Ia menjelaskan, penggunaan TTE kini telah menyentuh seluruh proses bisnis Kementerian ATR/BPN, mulai dari persuratan, administrasi keuangan, hingga layanan pertanahan berbasis digital seperti Sertipikat Elektronik. 


“Total penggunaan TTE saat ini sudah mencapai 81 juta. Untuk persuratan saja, seluruh jenjang mulai dari eselon I hingga III sudah menerapkan TTE,” tuturnya.


Pada ajang Be Award, Kementerian ATR/BPN meraih penghargaan berdampingan dengan Pemerintah Provinsi Jawa Timur untuk kategori instansi tingkat provinsi, universitas, dan BUMD, serta Pemerintah Kota Bandung untuk kategori pemerintah kabupaten/kota.


Menurut Dwi, pemanfaatan TTE berperan besar dalam mendorong fleksibilitas dan keamanan kerja. 

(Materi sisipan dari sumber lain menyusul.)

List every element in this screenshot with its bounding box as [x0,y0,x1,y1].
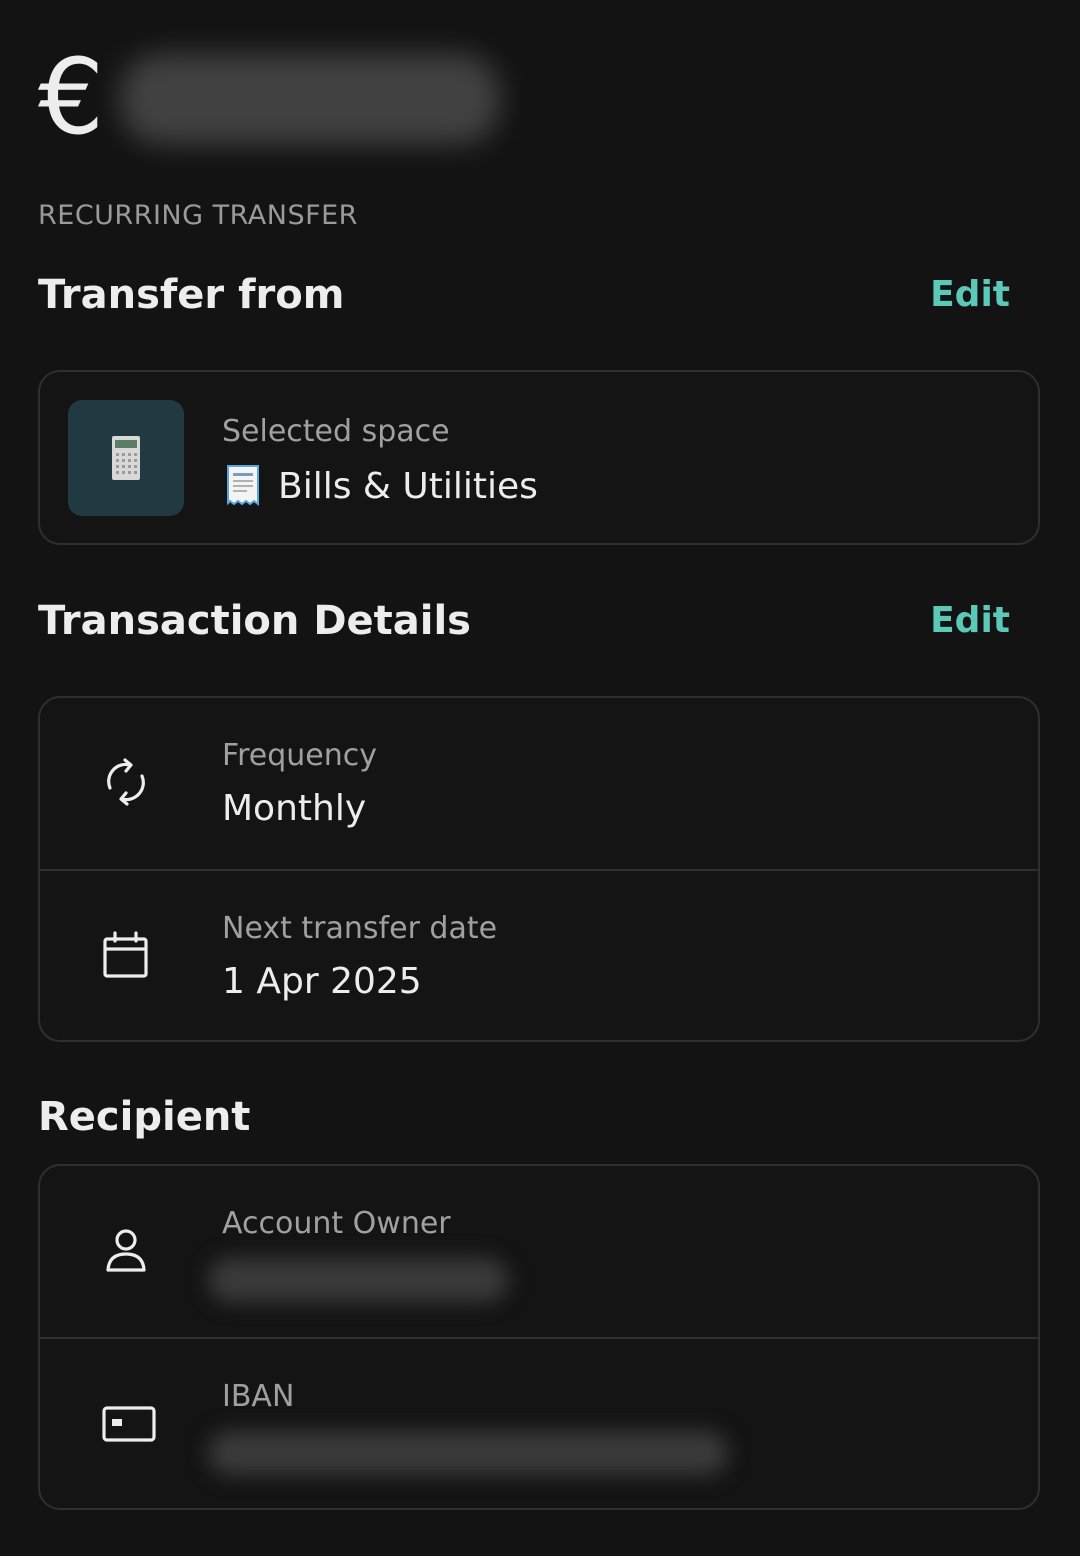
account-owner-label: Account Owner [222,1206,451,1241]
transaction-details-card: Frequency Monthly Next transfer date 1 A… [38,696,1040,1042]
iban-value-redacted [208,1431,728,1475]
transfer-type-label: RECURRING TRANSFER [38,200,358,231]
recipient-title: Recipient [38,1094,251,1140]
next-transfer-date-label: Next transfer date [222,911,498,946]
selected-space-label: Selected space [222,414,450,449]
space-name: Bills & Utilities [278,465,538,507]
space-avatar [68,400,184,516]
next-transfer-date-row: Next transfer date 1 Apr 2025 [40,869,1038,1040]
frequency-value: Monthly [222,788,367,829]
receipt-icon [227,465,259,506]
transfer-from-title: Transfer from [38,272,345,318]
iban-label: IBAN [222,1379,295,1414]
iban-row: IBAN [40,1337,1038,1508]
person-icon [106,1229,146,1272]
transaction-details-title: Transaction Details [38,598,471,644]
frequency-row: Frequency Monthly [40,698,1038,869]
account-owner-row: Account Owner [40,1166,1038,1337]
amount-header: € [38,40,558,170]
repeat-icon [107,758,145,806]
frequency-label: Frequency [222,738,377,773]
currency-symbol: € [38,36,105,158]
selected-space-value: Bills & Utilities [222,464,538,508]
calculator-icon [112,436,140,480]
account-owner-value-redacted [208,1258,508,1302]
recipient-card: Account Owner IBAN [38,1164,1040,1510]
edit-transfer-from-button[interactable]: Edit [930,274,1010,315]
next-transfer-date-value: 1 Apr 2025 [222,961,422,1002]
amount-value-redacted [120,54,500,144]
calendar-icon [103,931,148,978]
selected-space-card[interactable]: Selected space Bills & Utilities [38,370,1040,545]
card-icon [102,1406,156,1442]
edit-transaction-details-button[interactable]: Edit [930,600,1010,641]
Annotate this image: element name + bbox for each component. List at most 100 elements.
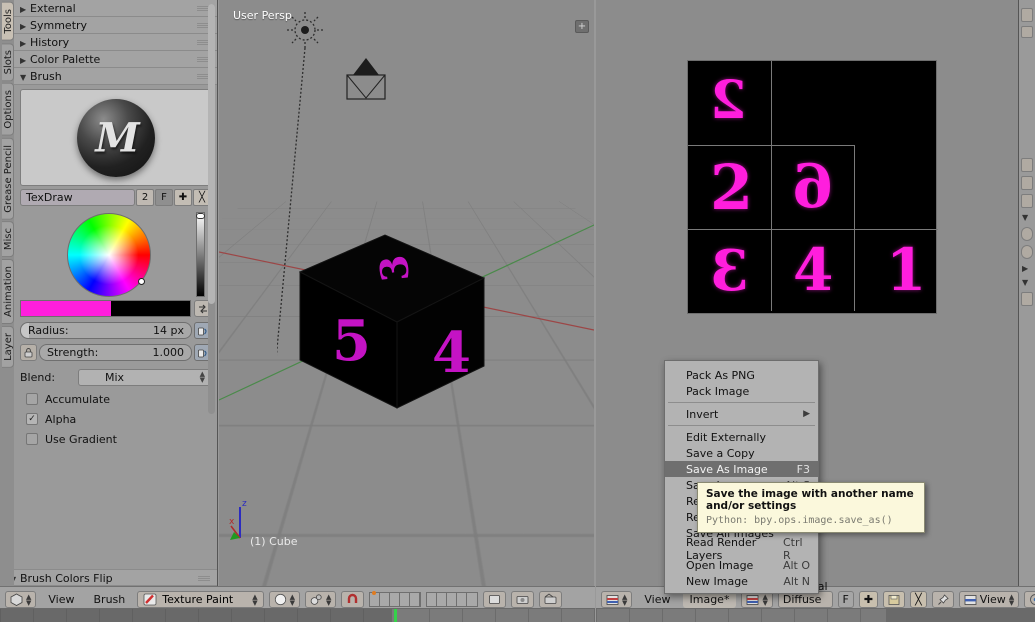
image-context-menu[interactable]: Pack As PNG Pack Image Invert ▶ Edit Exte… <box>664 360 819 594</box>
uv-view-mode-select[interactable]: View ▲ ▼ <box>958 591 1020 608</box>
chevron-updown-icon: ▲ ▼ <box>26 592 32 607</box>
menu-item-open-image[interactable]: Open Image Alt O <box>665 557 818 573</box>
layer-cell[interactable] <box>457 593 468 606</box>
scrollbar-thumb[interactable] <box>208 4 215 304</box>
menu-view[interactable]: View <box>41 591 81 608</box>
menu-item-save-a-copy[interactable]: Save a Copy <box>665 445 818 461</box>
color-swatch-bar[interactable] <box>20 300 191 317</box>
layer-cell[interactable] <box>467 593 478 606</box>
properties-button-3[interactable] <box>1021 194 1033 208</box>
color-value-slider[interactable] <box>196 212 205 297</box>
panel-header-color-palette[interactable]: ▶ Color Palette <box>14 51 217 68</box>
panel-header-history[interactable]: ▶ History <box>14 34 217 51</box>
sidebar-tab-grease-pencil[interactable]: Grease Pencil <box>2 137 14 220</box>
snap-button[interactable] <box>341 591 365 608</box>
menu-item-edit-externally[interactable]: Edit Externally <box>665 429 818 445</box>
pin-icon[interactable] <box>931 591 954 608</box>
camera-object-icon[interactable] <box>345 57 391 103</box>
checkbox-alpha[interactable]: ✓ Alpha <box>26 412 211 426</box>
checkbox-accumulate[interactable]: Accumulate <box>26 392 211 406</box>
checkbox-label: Use Gradient <box>45 432 117 446</box>
menu-item-read-render-layers[interactable]: Read Render Layers Ctrl R <box>665 536 818 562</box>
menu-item-new-image[interactable]: New Image Alt N <box>665 573 818 589</box>
editor-type-3dview-icon[interactable]: ▲ ▼ <box>5 591 37 608</box>
chevron-updown-icon: ▲ ▼ <box>762 592 768 607</box>
x-icon[interactable]: ╳ <box>910 591 927 608</box>
pivot-point-button[interactable]: ▲ ▼ <box>305 591 337 608</box>
menu-brush[interactable]: Brush <box>87 591 133 608</box>
sidebar-tab-misc[interactable]: Misc <box>2 221 14 258</box>
layer-cell[interactable] <box>400 593 411 606</box>
strength-lock-toggle[interactable] <box>20 344 37 361</box>
color-wheel[interactable] <box>67 213 151 297</box>
sidebar-tab-animation[interactable]: Animation <box>2 259 14 325</box>
lock-icon <box>24 348 33 358</box>
editor-type-uvimage-icon[interactable]: ▲ ▼ <box>601 591 633 608</box>
menu-item-pack-as-png[interactable]: Pack As PNG <box>665 367 818 383</box>
checkbox-use-gradient[interactable]: Use Gradient <box>26 432 211 446</box>
chevron-down-icon[interactable]: ▼ <box>1022 213 1032 222</box>
panel-header-symmetry[interactable]: ▶ Symmetry <box>14 17 217 34</box>
3d-viewport[interactable]: User Persp 3 5 4 z x (1) Cube + <box>219 0 594 586</box>
save-icon[interactable] <box>883 591 906 608</box>
sidebar-tab-tools[interactable]: Tools <box>2 2 14 41</box>
color-value-knob[interactable] <box>196 213 205 219</box>
image-pivot-button[interactable]: ▲▼ <box>1024 591 1035 608</box>
timeline-playhead[interactable] <box>394 609 397 622</box>
cube-object[interactable]: 3 5 4 <box>297 232 487 412</box>
menu-item-save-as-image[interactable]: Save As Image F3 <box>665 461 818 477</box>
pin-icon[interactable] <box>1021 176 1033 190</box>
chevron-right-icon[interactable]: ▶ <box>1022 264 1032 273</box>
scene-layers-bottom[interactable] <box>426 592 479 607</box>
primary-color-swatch[interactable] <box>21 301 111 316</box>
sidebar-tab-slots[interactable]: Slots <box>2 42 14 82</box>
brush-fake-user-button[interactable]: F <box>155 189 173 206</box>
image-canvas[interactable]: 2 2 6 3 4 1 <box>687 60 938 314</box>
properties-button-1[interactable] <box>1021 8 1033 22</box>
layer-cell[interactable] <box>380 593 391 606</box>
brush-preview[interactable]: 𝑴 <box>20 89 211 186</box>
timeline-strip[interactable] <box>0 608 595 622</box>
blend-mode-select[interactable]: Mix ▲ ▼ <box>78 369 211 386</box>
render-animation-button[interactable] <box>539 591 563 608</box>
properties-slider-2[interactable] <box>1021 245 1033 259</box>
panel-header-external[interactable]: ▶ External <box>14 0 217 17</box>
interaction-mode-select[interactable]: Texture Paint ▲ ▼ <box>137 591 264 608</box>
render-button[interactable] <box>483 591 507 608</box>
shading-mode-button[interactable]: ▲ ▼ <box>268 591 301 608</box>
scene-layers-top[interactable] <box>369 591 422 607</box>
panel-header-brush[interactable]: ▼ Brush <box>14 68 217 85</box>
properties-button-4[interactable] <box>1021 292 1033 306</box>
render-image-button[interactable] <box>511 591 535 608</box>
image-fake-user-button[interactable]: F <box>837 591 854 608</box>
radius-slider[interactable]: Radius: 14 px <box>20 322 192 339</box>
layer-cell[interactable] <box>437 593 448 606</box>
properties-slider[interactable] <box>1021 227 1033 241</box>
brush-name-field[interactable]: TexDraw <box>20 189 135 206</box>
sidebar-tab-options[interactable]: Options <box>2 83 14 136</box>
menu-item-invert[interactable]: Invert ▶ <box>665 406 818 422</box>
properties-button-2[interactable] <box>1021 158 1033 172</box>
menu-item-pack-image[interactable]: Pack Image <box>665 383 818 399</box>
area-split-plus-icon[interactable]: + <box>575 20 589 33</box>
properties-strip[interactable]: ▼ ▶ ▼ <box>1018 0 1035 586</box>
chevron-down-icon[interactable]: ▼ <box>1022 278 1032 287</box>
properties-minus-icon[interactable] <box>1021 26 1033 38</box>
tool-shelf-scrollbar[interactable] <box>208 4 215 414</box>
color-wheel-cursor[interactable] <box>138 278 145 285</box>
secondary-color-swatch[interactable] <box>110 301 190 316</box>
image-editor-footer-strip[interactable] <box>596 608 1035 622</box>
layer-cell[interactable] <box>427 593 438 606</box>
plus-icon[interactable]: ✚ <box>174 189 192 206</box>
strength-slider[interactable]: Strength: 1.000 <box>39 344 192 361</box>
brush-users-count[interactable]: 2 <box>136 189 154 206</box>
layer-cell[interactable] <box>390 593 401 606</box>
layer-cell[interactable] <box>447 593 458 606</box>
plus-icon[interactable]: ✚ <box>858 591 879 608</box>
layer-cell[interactable] <box>370 593 381 606</box>
sidebar-tab-layer[interactable]: Layer <box>2 326 14 369</box>
menu-item-label: Pack As PNG <box>686 368 755 382</box>
layer-cell[interactable] <box>410 593 421 606</box>
panel-header-brush-colors-flip[interactable]: ▼Brush Colors Flip <box>14 569 217 586</box>
checkbox-box <box>26 433 38 445</box>
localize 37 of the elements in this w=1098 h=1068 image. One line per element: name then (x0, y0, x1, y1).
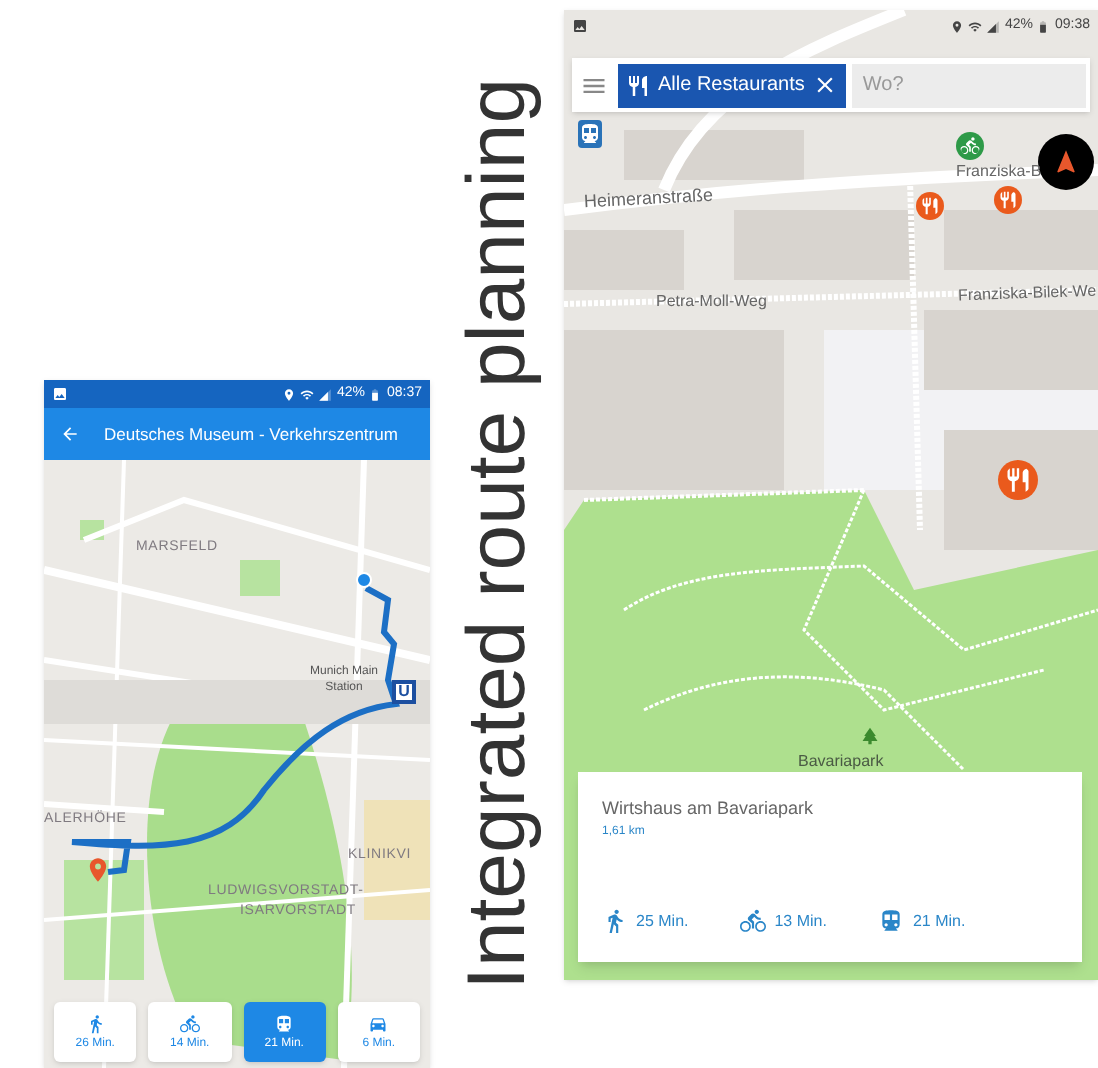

“Secara kerja jauh lebih fleksibel. Saya bisa menandatangani dokumen dari mana pun. Paraf pun dilakukan secara elektronik dan real time. Keamanannya lebih tinggi dibanding tanda tangan manual yang rentan dipalsukan,” jelasnya.


Kementerian ATR/BPN juga memperkuat keamanan siber untuk melindungi data dan jaringan dari ancaman digital. 


“Dalam implementasi transformasi digital ini, kami menerapkan multi factor authentication (MFA) serta melakukan audit berkala untuk memastikan keamanan seluruh sistem,” ujarnya.


Ke depan, Kementerian ATR/BPN akan terus meningkatkan inovasi layanan digital pertanahan dan tata ruang. Dwi menekankan bahwa transformasi digital merupakan proses yang terus berjalan. 


“Transformasi digital itu perjalanan tanpa ujung. Masyarakat menuntut layanan yang cepat dan mudah. Lewat aplikasi seperti Sentuh Tanahku, misalnya, masyarakat bisa melakukan swaplotting, mengecek biaya layanan, dan memanfaatkan berbagai fitur digital lainnya,” kata Dwi menutup penjelasan.